Beyonce ponownie w ogniu krytyki. Powodem nowy album
"Spaz" w slangu może oznaczać kogoś, kto stracił kontrolę nad sobą. Jednak jego genezy należy szukać w określeniu spastyczny. W ujęciu medycznym, spastyczność to napięcie mięśni, które w znacznym stopniu utrudnia, a wręcz ogranicza sprawność ruchową chorego. Może być ona wynikiem nowotworów mózgu, porażenia mózgowego lub stwardnienia rozsianego.
Niedawno dyskusja wokół tego słowa rozgorzała po tym, jak Lizzo użyła go w swojej piosence "Grrrls". Po fali krytyki, jaka na nią spłynęła, raperka natychmiast zmieniła słowa piosenki i pospieszyła z przeprosinami. Okazuje się, że Beyonce niczego się nie nauczyła się na błędach swojej młodszej koleżanki. W utworze "Heated" również pojawia się to określenie.
Fani, w szczególności społeczność osób z niepełnosprawnościami, są rozgoryczeni, że niespełna kilka tygodni po aferze z Lizzo muszą uwrażliwiać kolejną gwiazdę, która w swojej twórczości często staje w obronie mniejszości, zagrzewa kobiety do walki o niezależność. W rozmowie z BBC Hannah Diviney, aktywistka walcząca o prawa osób niepełnosprawnych, przyznała, że taka sytuacja jest niczym "policzek w twarz" dla społeczności, której jest częścią.
"Jestem sfrustrowana, że znowu musimy toczyć tę dyskusję. Tym bardziej że jeszcze niedawno otrzymaliśmy tak znaczącą odpowiedź od Lizzo" - podkreśliła Diviney. W komentarzach publikowanych w mediach społecznościowych oberwało się nie tylko Beyonce, ale również jej współpracownikom, którzy nie zwrócili uwagi zaaferowanej artystce na kontrowersyjny fragment utworu. Nikki Fox, dziennikarka BBC, która w swojej pracy zajmuje się tematyką dotyczącą osób niepełnosprawnych i sama porusza się na wózku inwalidzkim, także nie pozostawiła tego bez komentarza.
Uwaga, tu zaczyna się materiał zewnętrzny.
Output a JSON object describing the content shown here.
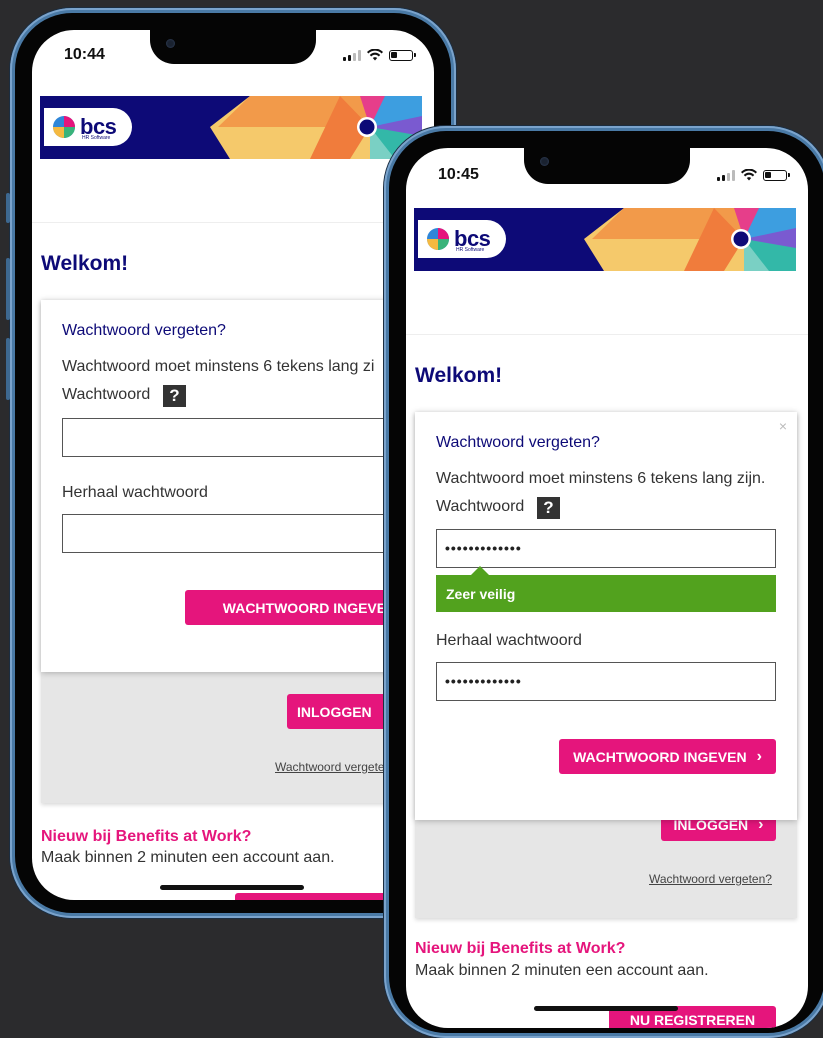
{
  "phone_left": {
    "time": "10:44",
    "welcome": "Welkom!",
    "modal": {
      "forgot_link": "Wachtwoord vergeten?",
      "requirement": "Wachtwoord moet minstens 6 tekens lang zi",
      "password_label": "Wachtwoord",
      "help_icon": "?",
      "password_value": "",
      "repeat_label": "Herhaal wachtwoord",
      "repeat_value": "",
      "submit_label": "WACHTWOORD INGEVEN"
    },
    "login_button": "INLOGGEN",
    "forgot_link_below": "Wachtwoord vergete",
    "new_title": "Nieuw bij Benefits at Work?",
    "new_text": "Maak binnen 2 minuten een account aan."
  },
  "phone_right": {
    "time": "10:45",
    "welcome": "Welkom!",
    "modal": {
      "close_icon": "×",
      "forgot_link": "Wachtwoord vergeten?",
      "requirement": "Wachtwoord moet minstens 6 tekens lang zijn.",
      "password_label": "Wachtwoord",
      "help_icon": "?",
      "password_value": "•••••••••••••",
      "strength_label": "Zeer veilig",
      "repeat_label": "Herhaal wachtwoord",
      "repeat_value": "•••••••••••••",
      "submit_label": "WACHTWOORD INGEVEN",
      "submit_chevron": "›"
    },
    "login_button": "INLOGGEN",
    "login_chevron": "›",
    "forgot_link_below": "Wachtwoord vergeten?",
    "new_title": "Nieuw bij Benefits at Work?",
    "new_text": "Maak binnen 2 minuten een account aan.",
    "register_button": "NU REGISTREREN"
  },
  "brand": {
    "logo_text": "bcs",
    "logo_subtext": "HR Software"
  },
  "colors": {
    "navy": "#0d0a77",
    "pink": "#e5157c",
    "green": "#52a21e",
    "frame": "#4a7aa6"
  }
}
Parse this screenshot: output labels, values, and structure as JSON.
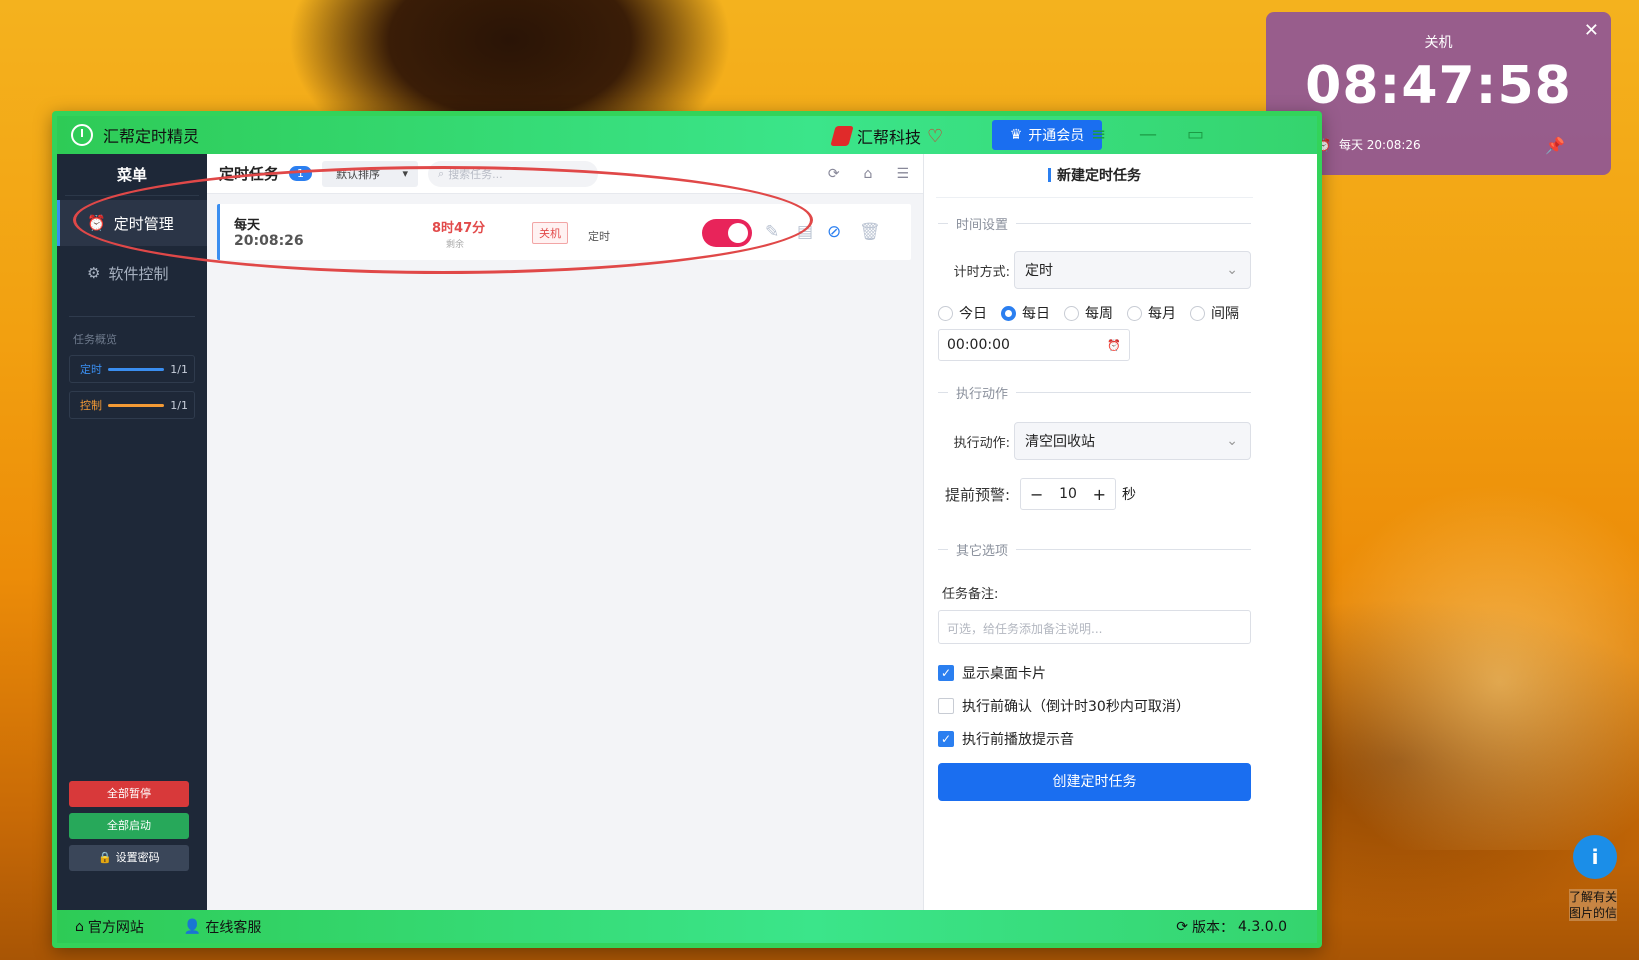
{
  "app": {
    "title": "汇帮定时精灵",
    "brand": "汇帮科技",
    "vip_label": "开通会员",
    "controls": {
      "menu": "≡",
      "minimize": "—",
      "maximize": "▭"
    }
  },
  "sidebar": {
    "header": "菜单",
    "items": [
      {
        "label": "定时管理",
        "icon": "alarm-clock-icon",
        "active": true
      },
      {
        "label": "软件控制",
        "icon": "gear-icon",
        "active": false
      }
    ],
    "overview_title": "任务概览",
    "stats": [
      {
        "label": "定时",
        "value": "1/1",
        "color": "#3a8ef0"
      },
      {
        "label": "控制",
        "value": "1/1",
        "color": "#f39a35"
      }
    ],
    "buttons": {
      "pause_all": "全部暂停",
      "start_all": "全部启动",
      "set_password": "设置密码"
    }
  },
  "main": {
    "title": "定时任务",
    "count": "1",
    "sort_label": "默认排序",
    "search_placeholder": "搜索任务...",
    "task": {
      "frequency": "每天",
      "time": "20:08:26",
      "remaining": "8时47分",
      "remaining_label": "剩余",
      "action": "关机",
      "type": "定时",
      "enabled": true
    }
  },
  "panel": {
    "title": "新建定时任务",
    "sections": {
      "time": "时间设置",
      "action": "执行动作",
      "other": "其它选项"
    },
    "timing_label": "计时方式:",
    "timing_value": "定时",
    "radios": [
      {
        "label": "今日",
        "selected": false
      },
      {
        "label": "每日",
        "selected": true
      },
      {
        "label": "每周",
        "selected": false
      },
      {
        "label": "每月",
        "selected": false
      },
      {
        "label": "间隔",
        "selected": false
      }
    ],
    "time_value": "00:00:00",
    "action_label": "执行动作:",
    "action_value": "清空回收站",
    "warn_label": "提前预警:",
    "warn_value": "10",
    "warn_unit": "秒",
    "note_label": "任务备注:",
    "note_placeholder": "可选，给任务添加备注说明...",
    "checks": [
      {
        "label": "显示桌面卡片",
        "checked": true
      },
      {
        "label": "执行前确认（倒计时30秒内可取消）",
        "checked": false
      },
      {
        "label": "执行前播放提示音",
        "checked": true
      }
    ],
    "create_button": "创建定时任务"
  },
  "statusbar": {
    "website": "官方网站",
    "support": "在线客服",
    "version_label": "版本：",
    "version": "4.3.0.0"
  },
  "card": {
    "title": "关机",
    "clock": "08:47:58",
    "subtitle": "每天 20:08:26"
  },
  "desktop_widget": {
    "line1": "了解有关",
    "line2": "图片的信"
  },
  "colors": {
    "window_border": "#33d35a",
    "accent": "#1a6ef0",
    "toggle_on": "#e8245a",
    "danger": "#e24b4b",
    "card_bg": "#8f5696"
  }
}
"Jeśli pomyślimy, ile osób czytało treść tej piosenki przed publikacją i żadna z nich nie zatrzymała się na chwilę, nie przypomniała sobie tego, co działo się, gdy Lizzo użyła tego samego słowa, to rozczarowujące" - oznajmiła swojej rodzimej stacji Fox.
I tym razem przeciwnicy tego zwrotu domagli się od artystki zmiany tekstu. Lizzo udowodniła, że nie pozostaje głucha na uwagi fanów. "Jako gruba, czarnoskóra kobieta żyjąca w Ameryce, słyszałam wiele skierowanych do mnie raniących słów, zatem doskonale rozumiem, jaką mają moc" - podkreśliła w oświadczeniu autorka hitu "Juice", dodając, że nie była świadoma innego znaczenia tego zwrotu.
Niedługo po dyskusji, jaka rozgorzała w mediach społecznościowych rzeczniczka Beyonce poinformowała zagraniczne redakcje m.in. BBC i "Sky News", że "artystka nie użyła celowo, w sposób krzywdzący" tego słowa, zapewniła jednocześnie, że zostanie ono usunięte z utworu "Heated".
Choć sama artystka nie wydała żadnego oświadczenia, nie zwróciła się w mediach społecznościowych do fanów, ta wiadomość z pewnością ucieszyła i uspokoi niektórych aktywistów. Ci bowiem nie liczyli na szybką reakcję ze strony gwiazdy.